1.Determine whether the following functions $\displaystyle f $ are well defined: $\displaystyle f: \bold{Q} \to \bold{Z} $ defined by $\displaystyle f(a/b) = a $ and $\displaystyle f: \bold{Q} \to \bold{Q} $ defined by $\displaystyle f(a/b) = a^{2}/b^{2} $. I would say $\displaystyle f(a/b) = a $ is not well defined because, for example, $\displaystyle f(1/2) = 1 $, and $\displaystyle f(2/4) = 2 $.

2.Determine whether the function: $\displaystyle f: \bold{R}^{+} \to \bold{Z} $ defined by mapping a real number $\displaystyle r $ to the right of the decimal point in a decimal expansion of $\displaystyle r $ is well defined. I would say no, because $\displaystyle f(0.999) = 9 $ while $\displaystyle f(1) = 0 $.

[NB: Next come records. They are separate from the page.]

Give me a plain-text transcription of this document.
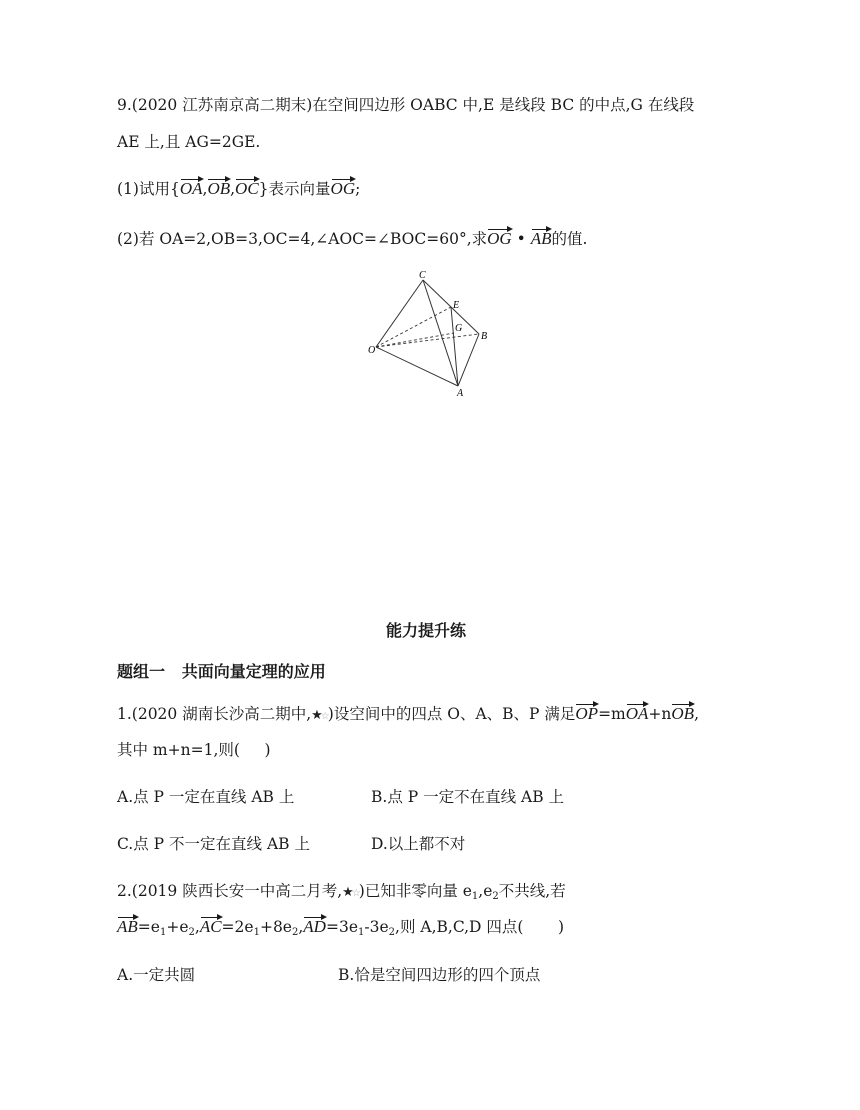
9.(2020 江苏南京高二期末)在空间四边形 OABC 中,E 是线段 BC 的中点,G 在线段
AE 上,且 AG=2GE.
(1)试用{OA,OB,OC}表示向量OG;
(2)若 OA=2,OB=3,OC=4,∠AOC=∠BOC=60°,求OG • AB的值.
C
E
G
B
O
A
能力提升练
题组一   共面向量定理的应用
1.(2020 湖南长沙高二期中,★☆)设空间中的四点 O、A、B、P 满足OP=mOA+nOB,
其中 m+n=1,则(     )
A.点 P 一定在直线 AB 上	B.点 P 一定不在直线 AB 上
C.点 P 不一定在直线 AB 上	D.以上都不对
2.(2019 陕西长安一中高二月考,★☆)已知非零向量 $e_1,e_2$不共线,若
$AB=e_1+e_2,AC=2e_1+8e_2,AD=3e_1-3e_2$,则 A,B,C,D 四点(       )
A.一定共圆	B.恰是空间四边形的四个顶点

3.Let $\displaystyle f: A \to B $ be a surjective map of sets. Prove that the relation $\displaystyle a \sim b \Longleftrightarrow f(a) = f(b) $ is an equivalence relation whose equivalence classes are the fibers of $\displaystyle f $. So basically I have to prove reflexivity, symmetry, and transitivity? How about the fibers of $\displaystyle f $?